I am trying to get the reuse percentage of topics in a publication.

I am getting all baseline topics and find each topics in all publication baseline in SDL repository and if any item found in other baseline considering as that topic is reused.  for 50-100 topic publication it takes 2-4 hours to get the response. some of the publication have 1000+ topics, so this approach is not useful. Is there any way to find reuse in ISHRemote or any other modules?

 

Thanks

Roopesh

  • There are is some report functionality on the web client (ISHCM) but as far as I know, the API doesn't offer similar functionality. Which means that ISHRemote doesn't offer it either.

    PowerShell is not fast when data processing happens. I would measure time needed for the same processing implemented in e.g. .NET, and if that is satisfactory then I would switch to that. Otherwise consider this as a scheduled long executing process.

    If you need to create reports from powershell, there are a couple of ways that combine different technologies. I used markdown with the help of MarkdownPS module that I created. If you are interested for such a path take a look in these posts

    - sarafian.github.io/.../ (All markdownps related posts)
    - sarafian.github.io/.../simple-markdown-web-server-for-windows.html (how to easily host markdown pages)
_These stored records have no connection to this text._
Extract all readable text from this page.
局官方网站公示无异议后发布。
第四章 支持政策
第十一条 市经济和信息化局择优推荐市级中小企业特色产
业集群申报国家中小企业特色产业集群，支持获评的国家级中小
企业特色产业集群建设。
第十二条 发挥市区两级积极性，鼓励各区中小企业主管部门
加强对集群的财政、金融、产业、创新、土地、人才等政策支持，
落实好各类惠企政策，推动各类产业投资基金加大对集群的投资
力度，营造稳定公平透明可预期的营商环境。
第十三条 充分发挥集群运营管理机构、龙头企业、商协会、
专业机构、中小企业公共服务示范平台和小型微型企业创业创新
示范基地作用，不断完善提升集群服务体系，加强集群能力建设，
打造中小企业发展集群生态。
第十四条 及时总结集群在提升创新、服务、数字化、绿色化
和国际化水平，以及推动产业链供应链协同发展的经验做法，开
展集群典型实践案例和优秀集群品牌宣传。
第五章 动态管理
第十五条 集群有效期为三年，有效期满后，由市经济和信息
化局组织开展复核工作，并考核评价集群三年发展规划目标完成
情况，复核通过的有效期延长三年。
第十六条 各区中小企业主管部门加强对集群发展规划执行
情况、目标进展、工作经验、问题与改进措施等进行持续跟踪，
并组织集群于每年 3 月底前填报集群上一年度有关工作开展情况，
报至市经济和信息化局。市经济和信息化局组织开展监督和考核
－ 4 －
    It works very nice and easily for a dashboard page I've created.
  • Hi Roopesh, the 2-4 hours is a lot for the size of publications you refer to. Can you extend your one paragraph with some codes (or perhaps pseudocode) on your thoughts. Also at some point - depending on your data sizes - you should consider intermediate storage to track counts of all those topic versions versus baselines.
  • Hi Roopesh,

    I don't know if I understood you correctly, but it sounds as if you are downloading all baselines in the repository to get at the information you are looking for. That for sure will take a lot of time.

    As Dave said, you basically need some form of intermediate storage here. In terms of (hopefully) useful pointers, I am thinking along the lines of:

    • Initially download all baseline reports, store them as [baseline_id].xml in a local directory.
    • Get basic metadata (Baseline 2.5 GetMetaData) for all baselines, including the fields (the first time around you can combine this with step #1):
      • MODIFIED-ON
      • FISHLABELRELEASED

    At the end of this exercise you have all the data available locally, so processing will be fast. Processing the data to yield the reports you need should not be a problem.
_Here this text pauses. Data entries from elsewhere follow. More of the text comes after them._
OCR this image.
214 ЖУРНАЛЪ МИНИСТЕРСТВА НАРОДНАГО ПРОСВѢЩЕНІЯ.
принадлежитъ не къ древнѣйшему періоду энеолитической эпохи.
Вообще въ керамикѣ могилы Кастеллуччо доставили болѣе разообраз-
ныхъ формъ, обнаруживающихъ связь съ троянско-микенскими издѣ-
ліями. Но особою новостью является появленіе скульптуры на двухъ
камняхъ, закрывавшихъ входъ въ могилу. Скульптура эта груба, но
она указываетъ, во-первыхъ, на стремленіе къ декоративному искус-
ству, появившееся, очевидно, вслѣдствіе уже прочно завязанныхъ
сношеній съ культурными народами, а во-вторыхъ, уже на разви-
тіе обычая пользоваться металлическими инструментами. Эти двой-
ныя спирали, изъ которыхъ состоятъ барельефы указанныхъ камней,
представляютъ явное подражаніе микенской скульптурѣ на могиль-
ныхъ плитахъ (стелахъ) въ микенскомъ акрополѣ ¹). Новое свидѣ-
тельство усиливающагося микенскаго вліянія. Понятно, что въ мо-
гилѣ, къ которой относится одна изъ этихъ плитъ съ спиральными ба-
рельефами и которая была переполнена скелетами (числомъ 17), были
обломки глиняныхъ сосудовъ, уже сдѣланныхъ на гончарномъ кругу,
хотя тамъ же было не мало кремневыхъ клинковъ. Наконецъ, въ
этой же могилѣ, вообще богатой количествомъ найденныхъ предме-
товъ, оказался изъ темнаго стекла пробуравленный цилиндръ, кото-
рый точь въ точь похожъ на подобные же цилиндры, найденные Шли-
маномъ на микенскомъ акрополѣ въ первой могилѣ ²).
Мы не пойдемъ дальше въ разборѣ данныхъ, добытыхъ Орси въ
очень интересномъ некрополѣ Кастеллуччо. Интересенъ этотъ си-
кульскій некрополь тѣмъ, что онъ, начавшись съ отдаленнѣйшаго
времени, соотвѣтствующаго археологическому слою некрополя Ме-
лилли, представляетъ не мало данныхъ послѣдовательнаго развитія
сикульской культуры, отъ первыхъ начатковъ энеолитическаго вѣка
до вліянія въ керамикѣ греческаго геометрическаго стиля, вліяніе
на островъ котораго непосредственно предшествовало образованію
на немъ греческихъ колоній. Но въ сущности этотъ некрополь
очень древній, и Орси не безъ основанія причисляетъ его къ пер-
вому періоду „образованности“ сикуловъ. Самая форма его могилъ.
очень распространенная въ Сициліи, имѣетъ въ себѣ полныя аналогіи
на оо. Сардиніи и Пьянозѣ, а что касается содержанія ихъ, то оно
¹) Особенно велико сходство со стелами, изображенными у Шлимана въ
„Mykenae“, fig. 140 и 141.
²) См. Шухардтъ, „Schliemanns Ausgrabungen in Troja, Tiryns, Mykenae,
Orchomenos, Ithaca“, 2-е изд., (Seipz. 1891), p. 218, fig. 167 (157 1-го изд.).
    A little while later it is time to update the reports. Baselines that are released will no longer change, so those never have to be downloaded again. So we can cut that chunk out right away - we simply keep what we already have. For all other baselines, download just the baseline metadata. Chances are only a small subset of active baselines have changed since the last iteration, and those are the only ones you need to download again. The metadata is just a few lines of XML per baseline, so that should not take long.

    You'd have to set up a simple tracking mechanism, of course. But all of this could be done using just a local folder on your computer where you donwload the stuff and put your tracker file (JSON or whatever).
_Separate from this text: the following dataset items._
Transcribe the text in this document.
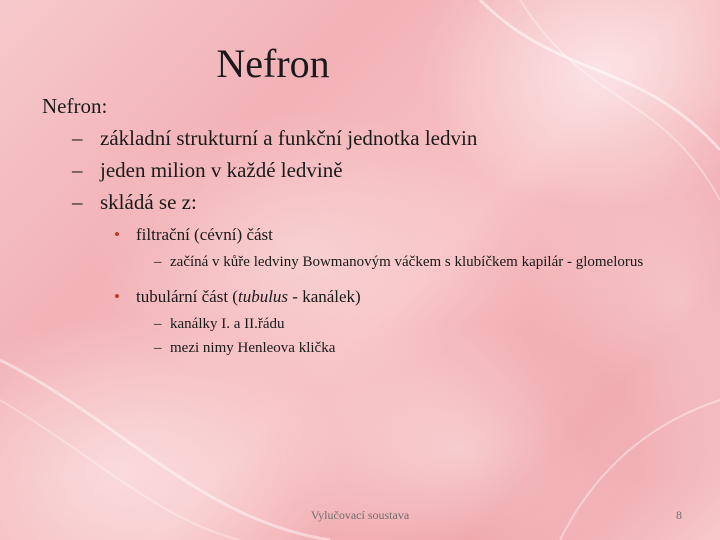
Nefron
Nefron:
– základní strukturní a funkční jednotka ledvin
– jeden milion v každé ledvině
– skládá se z:
• filtrační (cévní) část
– začíná v kůře ledviny Bowmanovým váčkem s klubíčkem kapilár - glomelorus
• tubulární část (tubulus - kanálek)
– kanálky I. a II.řádu
– mezi nimy Henleova klička
Vylučovací soustava	8
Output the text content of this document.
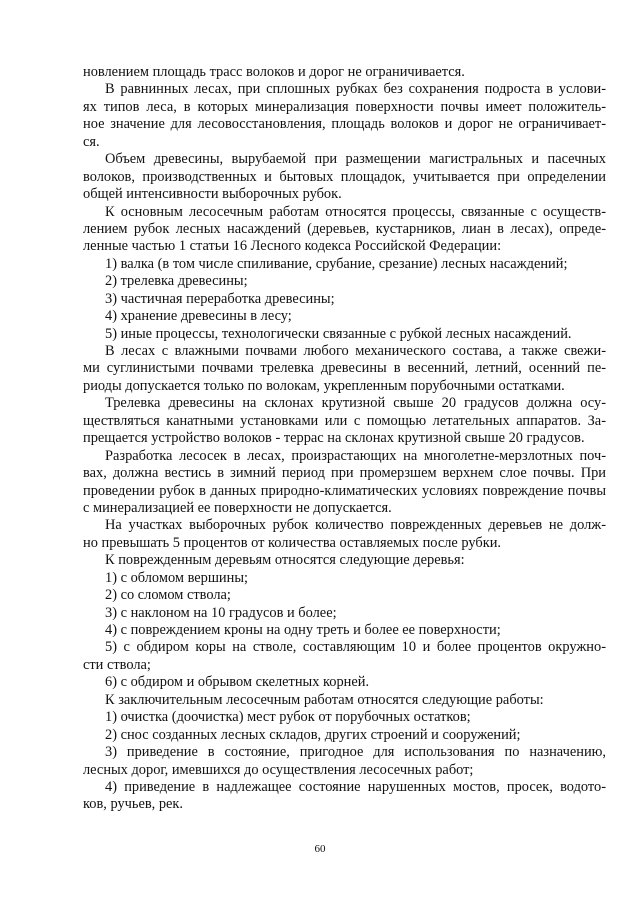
новлением площадь трасс волоков и дорог не ограничивается.
В равнинных лесах, при сплошных рубках без сохранения подроста в услови-
ях типов леса, в которых минерализация поверхности почвы имеет положитель-
ное значение для лесовосстановления, площадь волоков и дорог не ограничивает-
ся.
Объем древесины, вырубаемой при размещении магистральных и пасечных
волоков, производственных и бытовых площадок, учитывается при определении
общей интенсивности выборочных рубок.
К основным лесосечным работам относятся процессы, связанные с осуществ-
лением рубок лесных насаждений (деревьев, кустарников, лиан в лесах), опреде-
ленные частью 1 статьи 16 Лесного кодекса Российской Федерации:
1) валка (в том числе спиливание, срубание, срезание) лесных насаждений;
2) трелевка древесины;
3) частичная переработка древесины;
4) хранение древесины в лесу;
5) иные процессы, технологически связанные с рубкой лесных насаждений.
В лесах с влажными почвами любого механического состава, а также свежи-
ми суглинистыми почвами трелевка древесины в весенний, летний, осенний пе-
риоды допускается только по волокам, укрепленным порубочными остатками.
Трелевка древесины на склонах крутизной свыше 20 градусов должна осу-
ществляться канатными установками или с помощью летательных аппаратов. За-
прещается устройство волоков - террас на склонах крутизной свыше 20 градусов.
Разработка лесосек в лесах, произрастающих на многолетне-мерзлотных поч-
вах, должна вестись в зимний период при промерзшем верхнем слое почвы. При
проведении рубок в данных природно-климатических условиях повреждение почвы
с минерализацией ее поверхности не допускается.
На участках выборочных рубок количество поврежденных деревьев не долж-
но превышать 5 процентов от количества оставляемых после рубки.
К поврежденным деревьям относятся следующие деревья:
1) с обломом вершины;
2) со сломом ствола;
3) с наклоном на 10 градусов и более;
4) с повреждением кроны на одну треть и более ее поверхности;
5) с обдиром коры на стволе, составляющим 10 и более процентов окружно-
сти ствола;
6) с обдиром и обрывом скелетных корней.
К заключительным лесосечным работам относятся следующие работы:
1) очистка (доочистка) мест рубок от порубочных остатков;
2) снос созданных лесных складов, других строений и сооружений;
3) приведение в состояние, пригодное для использования по назначению,
лесных дорог, имевшихся до осуществления лесосечных работ;
4) приведение в надлежащее состояние нарушенных мостов, просек, водото-
ков, ручьев, рек.
60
    PS: Then there is the question of how you define reuse - I mean how you turn this information into an easy-to-understand format for say C-level managers who are not familiar with modular documentation. There are "Lies, damned lies, and statistics", this is certainly true for reuse reports, too. Oh, a topic for another time...

    HTH

    Joakim

  • Yes, this is really a good Idea. this will save API response time. Thank you for the suggestion, I have to create a script to download all baseline.